Time to hit the beach again! Be sure to take plenty of sun-screen along, and use it. Also wear a hat.

While you are strolling around looking for shells and things, pay attention to some of the vegetation along the dunes. "Sea-oats" is probably the best-known and most conspicuous of our southern coastal plants, but there are plenty of others, if you take the time to look.

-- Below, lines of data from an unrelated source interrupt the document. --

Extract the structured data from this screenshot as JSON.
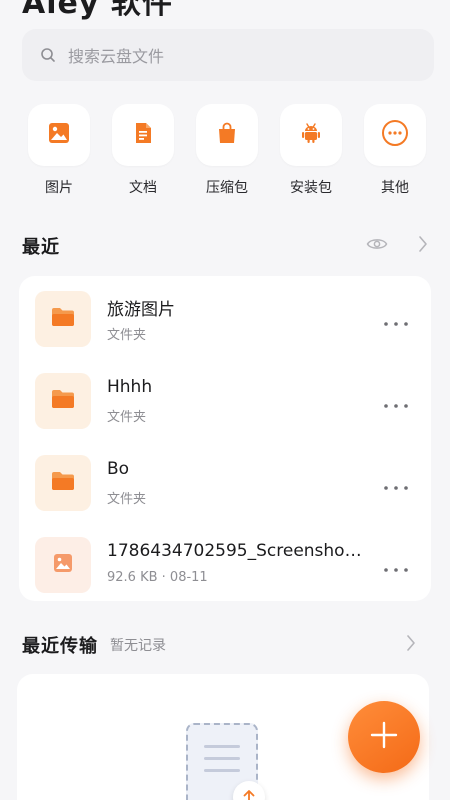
{
  "app": {
    "title": "Aley 软件"
  },
  "search": {
    "placeholder": "搜索云盘文件"
  },
  "colors": {
    "accent": "#f47a25",
    "background": "#f6f6f8",
    "card": "#ffffff",
    "folder_thumb_bg": "#fdf0e2",
    "muted_text": "#8e8e93"
  },
  "categories": [
    {
      "label": "图片",
      "icon": "image-icon"
    },
    {
      "label": "文档",
      "icon": "document-icon"
    },
    {
      "label": "压缩包",
      "icon": "bag-icon"
    },
    {
      "label": "安装包",
      "icon": "android-icon"
    },
    {
      "label": "其他",
      "icon": "more-circle-icon"
    }
  ],
  "recent": {
    "title": "最近",
    "icons": [
      "eye-icon",
      "chevron-right-icon"
    ],
    "items": [
      {
        "name": "旅游图片",
        "meta": "文件夹",
        "icon": "folder-icon"
      },
      {
        "name": "Hhhh",
        "meta": "文件夹",
        "icon": "folder-icon"
      },
      {
        "name": "Bo",
        "meta": "文件夹",
        "icon": "folder-icon"
      },
      {
        "name": "1786434702595_Screenshot...",
        "meta": "92.6 KB · 08-11",
        "icon": "image-file-icon"
      }
    ]
  },
  "transfer": {
    "title": "最近传输",
    "subtitle": "暂无记录"
  },
  "fab": {
    "icon": "plus-icon"
  }
}
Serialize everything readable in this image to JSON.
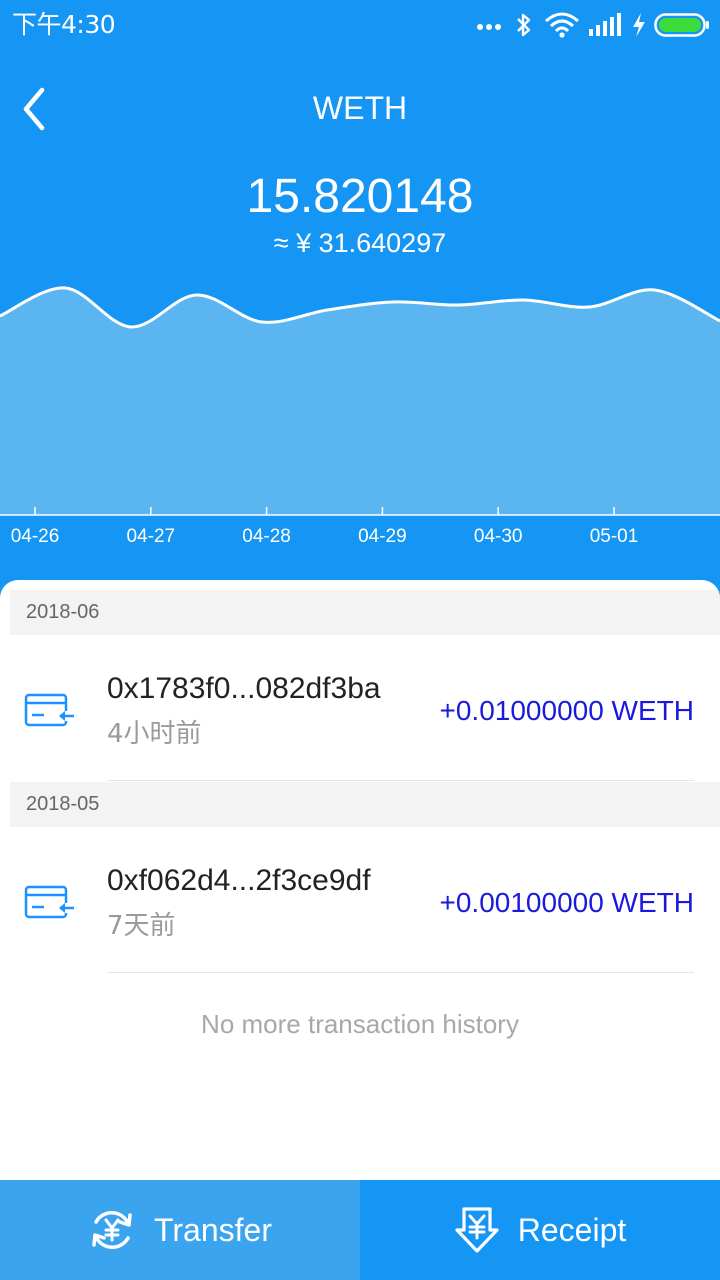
{
  "status_bar": {
    "time": "下午4:30",
    "icons": [
      "more-dots-icon",
      "bluetooth-icon",
      "wifi-icon",
      "signal-icon",
      "charging-bolt-icon",
      "battery-icon"
    ]
  },
  "header": {
    "title": "WETH",
    "back_icon": "back-chevron-icon"
  },
  "balance": {
    "amount": "15.820148",
    "fiat": "≈ ¥ 31.640297"
  },
  "chart_data": {
    "type": "area",
    "x_tick_labels": [
      "04-26",
      "04-27",
      "04-28",
      "04-29",
      "04-30",
      "05-01"
    ],
    "y_axis": "not shown",
    "note_values": "relative trend only, no printed y values",
    "series": [
      {
        "values": [
          0.64,
          0.92,
          0.53,
          0.85,
          0.58,
          0.7,
          0.78,
          0.75,
          0.8,
          0.73,
          0.9,
          0.59
        ]
      }
    ],
    "grid": false,
    "fill_color": "#5bb5f1",
    "line_color": "#ffffff"
  },
  "transactions": {
    "groups": [
      {
        "month": "2018-06",
        "items": [
          {
            "hash": "0x1783f0...082df3ba",
            "time": "4小时前",
            "amount": "+0.01000000 WETH",
            "icon": "receive-card-icon"
          }
        ]
      },
      {
        "month": "2018-05",
        "items": [
          {
            "hash": "0xf062d4...2f3ce9df",
            "time": "7天前",
            "amount": "+0.00100000 WETH",
            "icon": "receive-card-icon"
          }
        ]
      }
    ],
    "end_text": "No more transaction history"
  },
  "actions": {
    "transfer_label": "Transfer",
    "transfer_icon": "yuan-exchange-icon",
    "receipt_label": "Receipt",
    "receipt_icon": "yuan-receive-icon"
  },
  "colors": {
    "primary": "#1596f5",
    "transfer_button": "#3ba4ee",
    "amount_text": "#1a1adc"
  }
}
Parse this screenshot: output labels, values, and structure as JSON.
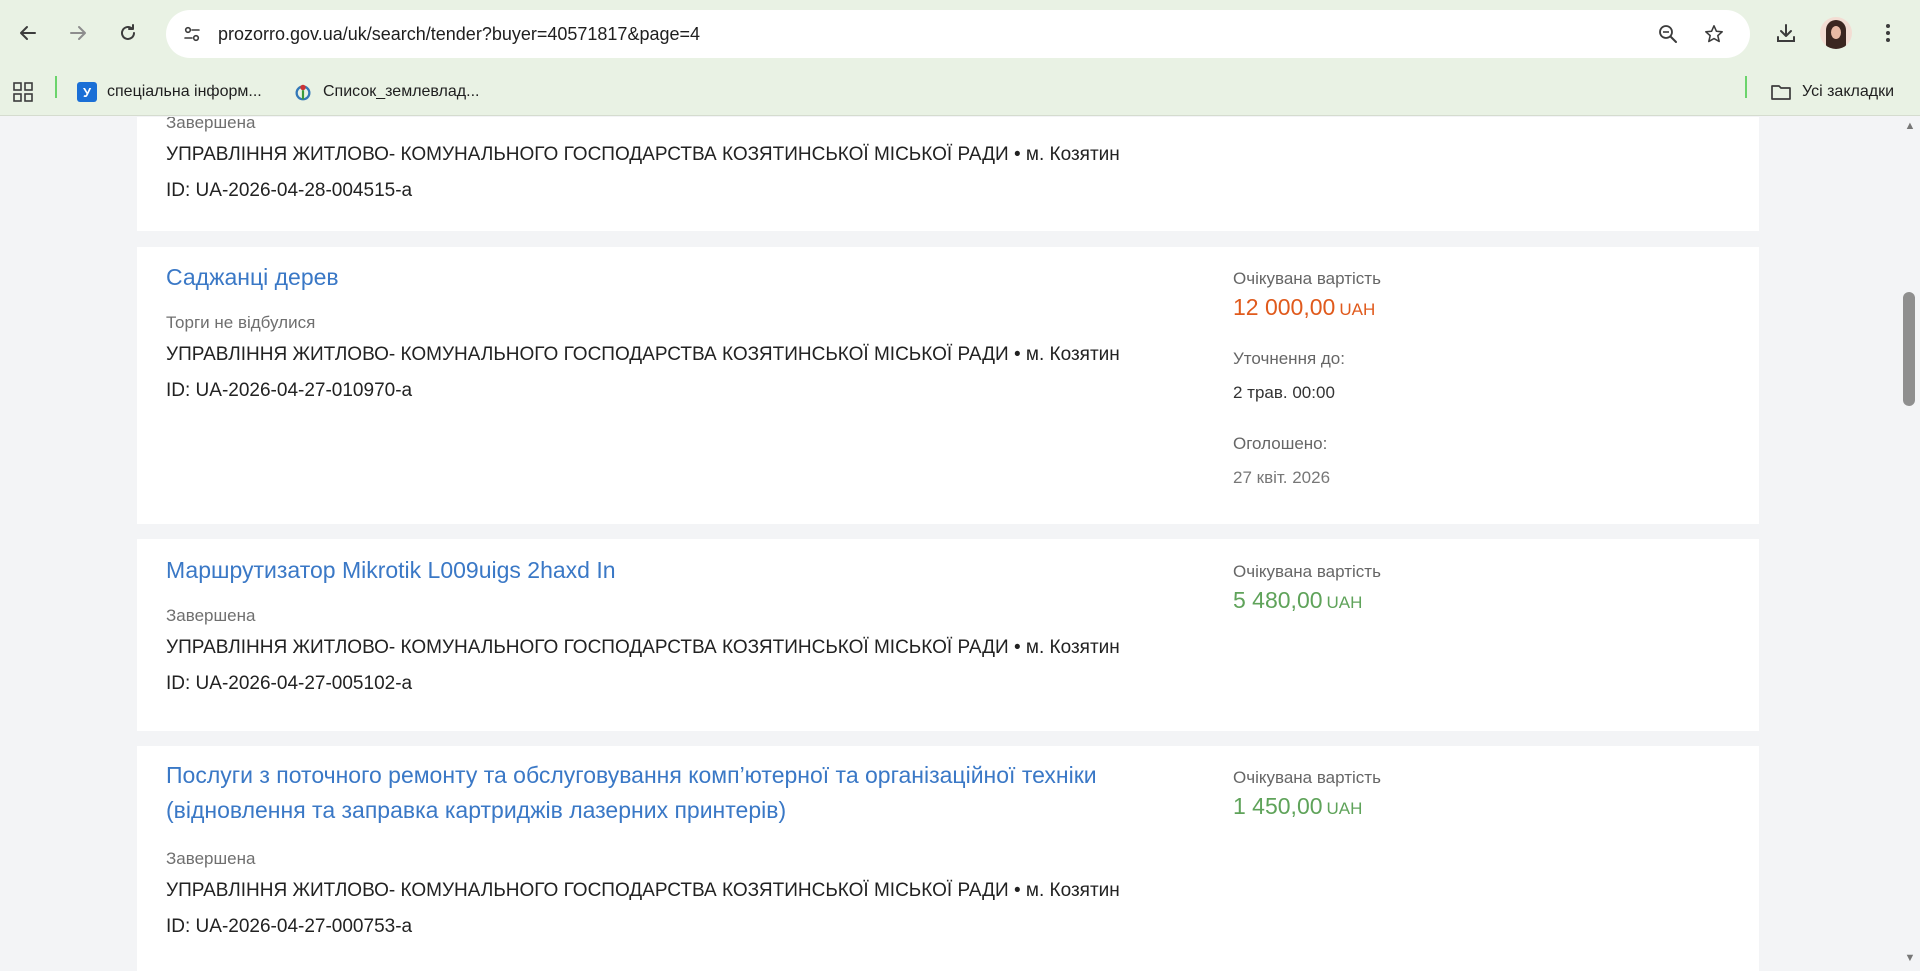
{
  "browser": {
    "url": "prozorro.gov.ua/uk/search/tender?buyer=40571817&page=4",
    "bookmarks": [
      {
        "label": "спеціальна інформ...",
        "icon_letter": "У"
      },
      {
        "label": "Список_землевлад..."
      }
    ],
    "all_bookmarks_label": "Усі закладки"
  },
  "tenders": [
    {
      "status": "Завершена",
      "organization": "УПРАВЛІННЯ ЖИТЛОВО- КОМУНАЛЬНОГО ГОСПОДАРСТВА КОЗЯТИНСЬКОЇ МІСЬКОЇ РАДИ • м. Козятин",
      "id": "ID: UA-2026-04-28-004515-a"
    },
    {
      "title": "Саджанці дерев",
      "status": "Торги не відбулися",
      "organization": "УПРАВЛІННЯ ЖИТЛОВО- КОМУНАЛЬНОГО ГОСПОДАРСТВА КОЗЯТИНСЬКОЇ МІСЬКОЇ РАДИ • м. Козятин",
      "id": "ID: UA-2026-04-27-010970-a",
      "expected_label": "Очікувана вартість",
      "amount": "12 000,00",
      "currency": "UAH",
      "amount_color": "#e05a1c",
      "clarification_label": "Уточнення до:",
      "clarification_value": "2 трав. 00:00",
      "announced_label": "Оголошено:",
      "announced_value": "27 квіт. 2026"
    },
    {
      "title": "Маршрутизатор Mikrotik L009uigs 2haxd In",
      "status": "Завершена",
      "organization": "УПРАВЛІННЯ ЖИТЛОВО- КОМУНАЛЬНОГО ГОСПОДАРСТВА КОЗЯТИНСЬКОЇ МІСЬКОЇ РАДИ • м. Козятин",
      "id": "ID: UA-2026-04-27-005102-a",
      "expected_label": "Очікувана вартість",
      "amount": "5 480,00",
      "currency": "UAH",
      "amount_color": "#5fa35a"
    },
    {
      "title_line1": "Послуги з поточного ремонту та обслуговування комп’ютерної та організаційної техніки",
      "title_line2": "(відновлення та заправка картриджів лазерних принтерів)",
      "status": "Завершена",
      "organization": "УПРАВЛІННЯ ЖИТЛОВО- КОМУНАЛЬНОГО ГОСПОДАРСТВА КОЗЯТИНСЬКОЇ МІСЬКОЇ РАДИ • м. Козятин",
      "id": "ID: UA-2026-04-27-000753-a",
      "expected_label": "Очікувана вартість",
      "amount": "1 450,00",
      "currency": "UAH",
      "amount_color": "#5fa35a"
    }
  ],
  "colors": {
    "link": "#3a78c6",
    "chrome_bg": "#e9f2e4",
    "page_bg": "#f3f4f6"
  }
}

Our Mystery Plant is a shrub, sometimes up to about 3 feet tall, and it is a member of the sunflower family. It is distributed all along the Atlantic beaches from Virginia south to the Florida Keys, and then along the Gulf over to Texas. The leaves are smooth and bright green, up to about 3 inches long, and occasionally with a few marginal teeth. The leaves are opposite on the lower part of the stem, and then they alternate on the upper portions. This species is a natural dune stabilizer, and is at home on the fore, or front, dunes, where the salt spray and wind-borne sand are at a maximum. One strategy that plants in such environments have evolved is that of succulence. This beach plant has very succulent, fleshy leaves, which are useful in reducing water loss. (If you take a leaf and bite into it, you'll find that it tastes pretty salty. Not a big surprise.)

It is common on South Carolina beaches, often in big stands. It blooms in the fall, so you won't see any flowers on it now. When it does bloom, it produces several branched stalks, each bearing fleshy heads of tiny greenish-yellow flowers; the heads are more or less pendant, or hanging downward on the stalk.